On January 9, 1982, the new Paseo Stadium opened with the start of the 1982 Guam Major league baseball season. Before a twin-bill opening day crowd of 1,327 fans, the Atkins Kroll Islanders behind the pitching of Eddie Aguon defeated the Miller Stars 4–1. The University of Guam Tritons outscored the Ace Hardware Aces 10–8 in the second game.

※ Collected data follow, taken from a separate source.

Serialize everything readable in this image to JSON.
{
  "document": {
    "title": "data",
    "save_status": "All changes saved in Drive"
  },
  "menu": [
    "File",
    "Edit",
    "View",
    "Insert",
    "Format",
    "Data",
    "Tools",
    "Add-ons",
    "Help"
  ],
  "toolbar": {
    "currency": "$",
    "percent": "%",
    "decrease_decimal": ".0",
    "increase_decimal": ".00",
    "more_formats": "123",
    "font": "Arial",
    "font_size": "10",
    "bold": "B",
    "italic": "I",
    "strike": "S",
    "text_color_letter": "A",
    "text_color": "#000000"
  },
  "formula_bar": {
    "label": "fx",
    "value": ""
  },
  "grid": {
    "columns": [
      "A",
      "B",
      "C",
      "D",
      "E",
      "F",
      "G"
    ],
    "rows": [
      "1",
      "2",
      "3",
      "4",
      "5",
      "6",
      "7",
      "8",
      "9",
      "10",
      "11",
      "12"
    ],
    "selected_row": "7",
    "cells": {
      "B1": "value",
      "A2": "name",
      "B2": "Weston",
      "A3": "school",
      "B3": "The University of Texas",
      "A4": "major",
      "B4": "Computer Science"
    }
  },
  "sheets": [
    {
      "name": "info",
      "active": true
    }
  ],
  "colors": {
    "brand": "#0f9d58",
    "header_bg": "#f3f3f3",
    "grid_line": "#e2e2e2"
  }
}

May 12, 1987, saw the largest crowd ever to attend a baseball game at the Paseo. An overflow standing room only crowd of 4,397 fans, many on the outfield wall and scoreboard, jammed Paseo Stadium for the GML Championship series seventh and deciding game between the Pepsi Giants and the University of Guam.

Over the years, the Paseo Stadium has served as venue for baseball tournaments such as the Micronesian Games, Mobil Games, Little League regional playoff games and the Western Pacific Invitational Baseball Tournament. In June 1999, the facility hosted the first ever South Pacific Games (SPG) baseball tournament. Just days later the stadium served as venue for the 1999 Baseball Confederation of Oceania (BCO) championship tournament. The Guam national team captured both tournaments with stunning come-from-behind victories over American Samoa for SPG gold and the BCO title.

The stadium became a popular venue for concerts. In 2023, eight Senators proposed a law banning concerts and other events that could damage the field.